Exactly, yeah, also with other animals, right? That we kind of measure other animals with our standards… There is this Netflix episode by Explained, they talk about this experiment that they did with animals to see how intelligent they were. It’s with a mirror, and if the animals could recognize themselves, that meant that they had a certain level of intelligence. And that’s so… that’s so human-centric. Measuring other parts of nature with what we know of ourselves, which is also so restricted, right, what we know of ourselves. That’s generally very important for me, the part with other animals, like not imposing my needs and what I want on them.
L: You already gave some examples for this, but could you maybe tell me more about how you are creating spaces for your thoughts and ideas, and for sharing that with other people? For example through art therapy?
I think one of the basic things for me and one of the main ideas behind most of the things that I do are super anarchist; and I’m always looking for ways to reconnect myself with myself, and liberating myself from preconceived ideas of how things should be and how they should look and how they should feel, because from my experience, very often what people have said was right or wrong wasn’t that way for me, you know? For my body, for the way I felt for people, with my partner… The whole environment was telling me No, but my body and my heart and my feelings were saying Yes.
“The whole environment was telling me No, but my body and my heart and my feelings were saying Yes.”
What I really like about art therapy is that it’s not focused on creating something beautiful, but on creating something authentic that really gives a voice to your experience.
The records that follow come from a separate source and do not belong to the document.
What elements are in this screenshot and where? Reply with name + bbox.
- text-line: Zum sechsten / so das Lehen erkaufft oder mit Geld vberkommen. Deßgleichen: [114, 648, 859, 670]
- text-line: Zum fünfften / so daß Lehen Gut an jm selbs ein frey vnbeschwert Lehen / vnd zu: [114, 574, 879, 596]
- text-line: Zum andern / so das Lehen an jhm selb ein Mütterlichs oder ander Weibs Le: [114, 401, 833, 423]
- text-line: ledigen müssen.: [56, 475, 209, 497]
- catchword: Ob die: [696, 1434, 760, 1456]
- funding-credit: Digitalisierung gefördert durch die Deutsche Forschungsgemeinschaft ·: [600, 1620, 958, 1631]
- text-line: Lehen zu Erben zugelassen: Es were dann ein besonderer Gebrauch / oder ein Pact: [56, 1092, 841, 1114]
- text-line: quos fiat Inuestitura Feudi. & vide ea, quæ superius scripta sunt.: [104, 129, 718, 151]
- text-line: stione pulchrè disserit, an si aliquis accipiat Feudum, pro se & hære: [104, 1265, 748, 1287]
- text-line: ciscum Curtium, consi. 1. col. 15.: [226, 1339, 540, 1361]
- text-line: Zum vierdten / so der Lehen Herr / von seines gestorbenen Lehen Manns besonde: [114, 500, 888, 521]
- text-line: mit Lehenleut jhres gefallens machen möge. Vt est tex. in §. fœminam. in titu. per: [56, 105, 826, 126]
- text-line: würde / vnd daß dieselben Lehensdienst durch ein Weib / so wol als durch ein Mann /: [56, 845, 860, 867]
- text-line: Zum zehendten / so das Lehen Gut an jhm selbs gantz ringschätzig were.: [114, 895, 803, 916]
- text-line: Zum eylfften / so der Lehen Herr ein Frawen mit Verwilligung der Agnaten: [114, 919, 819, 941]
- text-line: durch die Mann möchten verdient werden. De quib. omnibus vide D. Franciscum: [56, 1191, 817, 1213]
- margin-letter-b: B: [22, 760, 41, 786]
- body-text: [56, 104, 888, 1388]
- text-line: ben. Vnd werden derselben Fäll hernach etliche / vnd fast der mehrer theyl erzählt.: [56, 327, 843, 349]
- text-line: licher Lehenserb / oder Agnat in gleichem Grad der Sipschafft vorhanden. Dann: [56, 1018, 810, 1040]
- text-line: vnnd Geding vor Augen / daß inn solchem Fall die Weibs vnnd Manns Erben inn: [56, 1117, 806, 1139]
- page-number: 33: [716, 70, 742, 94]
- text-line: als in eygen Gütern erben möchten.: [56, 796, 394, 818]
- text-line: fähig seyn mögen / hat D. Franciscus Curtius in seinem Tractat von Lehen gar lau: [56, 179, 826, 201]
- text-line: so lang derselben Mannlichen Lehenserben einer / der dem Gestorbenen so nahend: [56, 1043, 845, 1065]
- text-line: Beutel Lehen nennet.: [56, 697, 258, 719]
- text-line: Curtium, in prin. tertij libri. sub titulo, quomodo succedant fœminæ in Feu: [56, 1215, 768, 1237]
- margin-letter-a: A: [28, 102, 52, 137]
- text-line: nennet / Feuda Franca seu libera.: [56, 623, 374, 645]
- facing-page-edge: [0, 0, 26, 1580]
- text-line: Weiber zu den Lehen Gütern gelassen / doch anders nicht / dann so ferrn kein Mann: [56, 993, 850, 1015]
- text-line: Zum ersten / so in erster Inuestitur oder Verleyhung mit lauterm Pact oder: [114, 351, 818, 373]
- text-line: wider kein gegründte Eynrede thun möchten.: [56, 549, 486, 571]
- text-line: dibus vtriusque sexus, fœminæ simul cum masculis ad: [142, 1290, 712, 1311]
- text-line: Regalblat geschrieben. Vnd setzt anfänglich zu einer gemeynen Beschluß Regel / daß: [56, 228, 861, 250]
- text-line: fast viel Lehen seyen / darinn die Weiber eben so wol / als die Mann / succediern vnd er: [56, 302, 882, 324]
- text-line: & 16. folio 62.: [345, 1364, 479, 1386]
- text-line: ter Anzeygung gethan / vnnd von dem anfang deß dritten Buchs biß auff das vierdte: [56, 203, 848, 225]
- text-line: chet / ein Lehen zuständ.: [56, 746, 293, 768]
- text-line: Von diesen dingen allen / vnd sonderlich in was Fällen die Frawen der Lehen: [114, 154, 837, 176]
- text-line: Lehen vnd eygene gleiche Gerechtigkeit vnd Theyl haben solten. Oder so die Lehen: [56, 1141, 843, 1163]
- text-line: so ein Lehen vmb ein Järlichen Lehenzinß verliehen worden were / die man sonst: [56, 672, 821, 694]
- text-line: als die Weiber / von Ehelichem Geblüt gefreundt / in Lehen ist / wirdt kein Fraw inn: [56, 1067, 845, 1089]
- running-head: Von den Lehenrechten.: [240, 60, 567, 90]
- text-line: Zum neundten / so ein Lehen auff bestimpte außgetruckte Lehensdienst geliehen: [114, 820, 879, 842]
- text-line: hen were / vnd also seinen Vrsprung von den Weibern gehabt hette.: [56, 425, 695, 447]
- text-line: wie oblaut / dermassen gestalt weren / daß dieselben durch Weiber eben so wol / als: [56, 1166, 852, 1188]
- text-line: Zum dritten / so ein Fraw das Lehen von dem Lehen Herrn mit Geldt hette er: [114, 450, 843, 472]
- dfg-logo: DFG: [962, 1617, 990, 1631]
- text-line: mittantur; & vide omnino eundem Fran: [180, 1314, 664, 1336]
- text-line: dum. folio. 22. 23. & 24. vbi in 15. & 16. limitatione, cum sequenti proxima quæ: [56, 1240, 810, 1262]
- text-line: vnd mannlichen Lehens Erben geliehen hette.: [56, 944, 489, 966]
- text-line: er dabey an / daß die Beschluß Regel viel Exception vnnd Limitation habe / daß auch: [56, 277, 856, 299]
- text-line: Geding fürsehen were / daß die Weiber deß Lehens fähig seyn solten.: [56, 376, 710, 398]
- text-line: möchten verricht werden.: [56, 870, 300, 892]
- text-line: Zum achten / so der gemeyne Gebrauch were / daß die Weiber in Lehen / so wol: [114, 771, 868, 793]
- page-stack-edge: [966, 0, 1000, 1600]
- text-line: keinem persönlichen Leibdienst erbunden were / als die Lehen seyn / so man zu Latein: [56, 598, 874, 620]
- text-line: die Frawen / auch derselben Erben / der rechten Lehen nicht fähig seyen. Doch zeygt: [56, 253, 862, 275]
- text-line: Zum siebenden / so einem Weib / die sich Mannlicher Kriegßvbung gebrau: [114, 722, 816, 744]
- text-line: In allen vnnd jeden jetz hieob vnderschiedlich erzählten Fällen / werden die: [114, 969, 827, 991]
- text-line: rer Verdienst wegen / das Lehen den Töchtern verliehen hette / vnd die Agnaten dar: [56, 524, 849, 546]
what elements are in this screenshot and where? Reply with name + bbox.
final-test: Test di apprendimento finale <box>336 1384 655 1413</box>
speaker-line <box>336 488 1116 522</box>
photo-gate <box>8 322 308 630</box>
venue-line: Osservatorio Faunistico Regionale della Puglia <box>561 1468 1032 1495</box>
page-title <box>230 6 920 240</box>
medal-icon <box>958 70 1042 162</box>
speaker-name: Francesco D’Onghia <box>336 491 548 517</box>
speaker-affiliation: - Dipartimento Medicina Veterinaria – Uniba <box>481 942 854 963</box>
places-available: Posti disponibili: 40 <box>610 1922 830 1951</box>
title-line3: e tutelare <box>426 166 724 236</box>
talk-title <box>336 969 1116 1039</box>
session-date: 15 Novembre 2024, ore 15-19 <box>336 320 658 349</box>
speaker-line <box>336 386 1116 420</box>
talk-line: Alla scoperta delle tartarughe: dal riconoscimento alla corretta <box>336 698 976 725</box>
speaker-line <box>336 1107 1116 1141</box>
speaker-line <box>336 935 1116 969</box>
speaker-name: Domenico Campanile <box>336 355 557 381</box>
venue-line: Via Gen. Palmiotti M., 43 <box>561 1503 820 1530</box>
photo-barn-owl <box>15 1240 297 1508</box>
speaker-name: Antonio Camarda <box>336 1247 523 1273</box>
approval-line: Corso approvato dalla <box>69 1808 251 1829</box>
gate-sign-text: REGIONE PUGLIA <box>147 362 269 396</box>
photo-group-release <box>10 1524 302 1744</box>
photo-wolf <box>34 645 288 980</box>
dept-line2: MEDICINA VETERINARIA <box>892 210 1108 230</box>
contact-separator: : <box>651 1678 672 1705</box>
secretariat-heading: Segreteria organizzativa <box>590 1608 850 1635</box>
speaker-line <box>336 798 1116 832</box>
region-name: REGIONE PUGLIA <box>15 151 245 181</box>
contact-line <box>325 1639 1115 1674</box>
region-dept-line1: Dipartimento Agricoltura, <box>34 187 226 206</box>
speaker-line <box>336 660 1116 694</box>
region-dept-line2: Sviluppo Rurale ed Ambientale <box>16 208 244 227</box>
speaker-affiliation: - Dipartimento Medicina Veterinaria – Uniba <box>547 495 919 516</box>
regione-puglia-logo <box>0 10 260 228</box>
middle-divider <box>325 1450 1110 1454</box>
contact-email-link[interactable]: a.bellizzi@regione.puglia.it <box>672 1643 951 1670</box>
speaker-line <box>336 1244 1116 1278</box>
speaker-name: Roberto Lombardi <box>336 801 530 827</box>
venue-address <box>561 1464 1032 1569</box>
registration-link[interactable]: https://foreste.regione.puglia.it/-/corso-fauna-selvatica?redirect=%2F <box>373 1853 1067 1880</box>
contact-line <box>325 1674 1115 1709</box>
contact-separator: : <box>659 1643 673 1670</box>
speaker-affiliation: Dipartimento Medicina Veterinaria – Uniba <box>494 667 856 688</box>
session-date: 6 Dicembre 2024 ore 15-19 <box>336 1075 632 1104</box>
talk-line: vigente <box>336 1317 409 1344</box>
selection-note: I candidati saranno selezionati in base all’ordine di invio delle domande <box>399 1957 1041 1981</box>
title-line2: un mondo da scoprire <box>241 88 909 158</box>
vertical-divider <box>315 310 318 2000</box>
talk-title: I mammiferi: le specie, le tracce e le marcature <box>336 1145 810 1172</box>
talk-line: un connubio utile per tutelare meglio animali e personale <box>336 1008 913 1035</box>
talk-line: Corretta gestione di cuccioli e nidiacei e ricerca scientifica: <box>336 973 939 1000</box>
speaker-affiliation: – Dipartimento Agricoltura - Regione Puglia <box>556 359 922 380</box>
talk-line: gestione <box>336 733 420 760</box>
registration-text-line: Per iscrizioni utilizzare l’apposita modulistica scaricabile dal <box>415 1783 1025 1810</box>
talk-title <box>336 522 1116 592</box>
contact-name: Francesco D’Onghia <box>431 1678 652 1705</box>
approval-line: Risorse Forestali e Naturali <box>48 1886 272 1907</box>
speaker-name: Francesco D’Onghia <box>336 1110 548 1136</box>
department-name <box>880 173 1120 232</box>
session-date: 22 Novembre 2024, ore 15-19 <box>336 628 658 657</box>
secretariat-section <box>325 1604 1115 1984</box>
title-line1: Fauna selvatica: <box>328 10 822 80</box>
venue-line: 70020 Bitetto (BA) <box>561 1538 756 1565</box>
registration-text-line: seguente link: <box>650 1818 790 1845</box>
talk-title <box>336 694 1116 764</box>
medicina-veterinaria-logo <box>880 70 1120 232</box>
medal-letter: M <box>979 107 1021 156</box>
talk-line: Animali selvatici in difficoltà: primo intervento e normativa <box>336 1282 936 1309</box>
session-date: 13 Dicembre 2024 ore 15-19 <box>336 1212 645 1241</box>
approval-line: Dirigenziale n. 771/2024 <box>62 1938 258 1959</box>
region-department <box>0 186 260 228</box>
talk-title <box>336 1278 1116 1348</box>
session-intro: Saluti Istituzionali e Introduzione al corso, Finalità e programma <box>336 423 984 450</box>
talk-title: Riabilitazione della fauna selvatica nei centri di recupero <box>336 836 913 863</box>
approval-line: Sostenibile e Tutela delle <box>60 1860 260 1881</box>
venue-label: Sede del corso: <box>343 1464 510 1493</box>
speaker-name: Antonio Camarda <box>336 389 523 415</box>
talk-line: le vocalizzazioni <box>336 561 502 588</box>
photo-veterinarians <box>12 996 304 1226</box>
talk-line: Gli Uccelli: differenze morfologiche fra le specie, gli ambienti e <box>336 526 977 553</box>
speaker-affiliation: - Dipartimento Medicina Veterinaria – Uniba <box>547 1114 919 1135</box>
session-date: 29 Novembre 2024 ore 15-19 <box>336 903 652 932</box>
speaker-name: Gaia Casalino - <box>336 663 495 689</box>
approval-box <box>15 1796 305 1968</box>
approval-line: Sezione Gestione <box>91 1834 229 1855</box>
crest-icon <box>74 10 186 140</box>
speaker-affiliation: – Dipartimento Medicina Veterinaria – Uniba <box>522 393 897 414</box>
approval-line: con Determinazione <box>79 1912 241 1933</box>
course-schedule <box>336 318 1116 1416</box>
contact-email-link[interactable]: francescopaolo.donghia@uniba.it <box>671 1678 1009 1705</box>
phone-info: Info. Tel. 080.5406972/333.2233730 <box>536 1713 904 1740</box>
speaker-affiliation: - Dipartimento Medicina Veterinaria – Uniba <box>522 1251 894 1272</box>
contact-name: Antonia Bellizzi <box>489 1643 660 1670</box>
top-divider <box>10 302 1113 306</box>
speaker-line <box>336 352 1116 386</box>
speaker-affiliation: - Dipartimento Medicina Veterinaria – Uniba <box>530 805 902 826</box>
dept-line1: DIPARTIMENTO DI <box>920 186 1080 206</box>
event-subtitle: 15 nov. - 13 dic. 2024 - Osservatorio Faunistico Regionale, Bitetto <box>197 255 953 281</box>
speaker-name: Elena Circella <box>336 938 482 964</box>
Be it something beautiful or something horrible.
Sometimes, I get super mad, and I just get this big piece of paper and black paint and just go ‘Urrrgh’, making super hard lines with materials, or throwing things onto a wall with paint, like just exploding and giving voice to those difficult feelings that we’re also taught are not good, you know? I’m in general trying to be nonbinary [laughs], like with most things. There’s no good and bad, you determine for yourself what you need, and what feels good from inside. And I feel like art therapy really gives space for that. ‘Cause there’s also not really an authority that’s gonna tell you ‘This is good, this is bad’, you determine this, so that’s really nice.
And that’s what I really want to share with people with art therapy, like there’s all these methods, all these meditations, all these guides where people can share their experience and how they healed themselves, how they made life a bit easier for themselves, you know? Because we’re all struggling. But I feel like it’s super important for us, especially as like queer, neurodivergent weirdos [laughs] to really connect with ourselves and look for ways to inhabit spaces in the world in a way that feels good for us.
“There’s no other person who can know better what you need than you.”
There’s no other person who can know better what you need than you. You’re the best guide for yourself when you start connecting to your needs and to what you really want, and start getting all those preconceived shoulds and don’ts out and start connecting to what feels good to you. And lean into what gives you pleasure, really. What makes you happy, what gives your body pleasure. Sometimes I’m so tense in my body, and I’m like ‘I need something to let this out’, and then I make something and that’s pleasure for me, to really be able to inhabit my body peacefully, you know? But we all have different pleasures.